British Airways will Passagiere per Web ausspähen

09.07.2012, 12:44
British Airways will Passagiere per Web ausspähen (Bild: EPA)
Foto: EPA
British Airways ist mit seinem neuesten Vorhaben mitten in einen Sturm der Entrüstung geflogen: Das Unternehmen plant, Dossiers über seine Kunden anzulegen - und dafür unter anderem das Internet nach Fotos der Personen zu durchforsten. Die Mitarbeiter von British Airways sollen Fluggäste so mit Namen ansprechen können - bei Datenschützern stößt der Konzern damit aber auf Widerstand.

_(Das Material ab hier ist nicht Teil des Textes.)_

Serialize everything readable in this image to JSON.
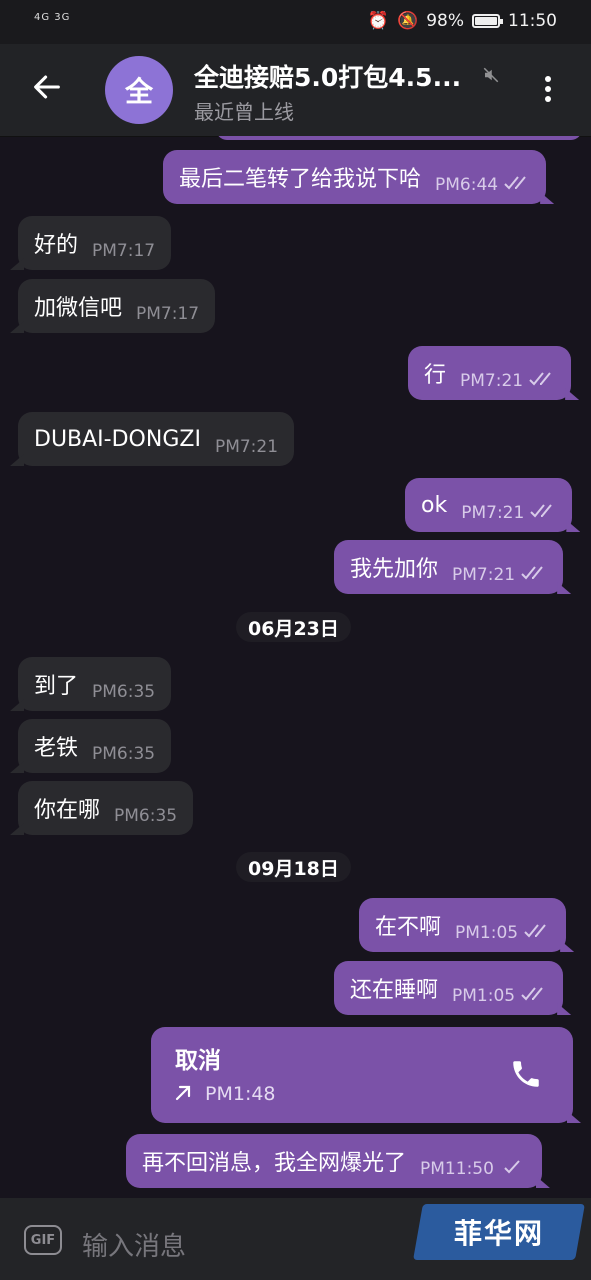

Die Pläne sind Teil des "Know Me"- Programms von British Airways, berichtet der "Evening Standard" . Es soll dazu dienen, wichtigen Kunden der Fluglinie - vor allem Besitzern von Erste- Klasse- Tickets - das Gefühl zu vermitteln, man kümmere sich besonders gut um sie.

So soll im Dossier eines Fluggastes nicht nur sein Foto enthalten sein, damit er von den Mitarbeitern persönlich begrüßt werden kann. Auch Daten früherer Flüge sollen gespeichert werden, damit sich die Angestellten zum Beispiel für vorherige Verspätungen entschuldigen können.

System mit "Myriade Möglichkeiten für die Zukunft"

Jo Boswell von British Airways erklärte die Pläne gegenüber dem "Evening Standard" folgendermaßen: "Wir versuchen im Grunde genommen, das Gefühl der Wiedererkennung nachzustellen, das Sie haben, wenn Sie in Ihrem Lieblingsrestaurant begrüßt werden." Die Pläne seien "nur der Anfang - das System hat eine Myriade Möglichkeiten für die Zukunft", so Boswell weiter.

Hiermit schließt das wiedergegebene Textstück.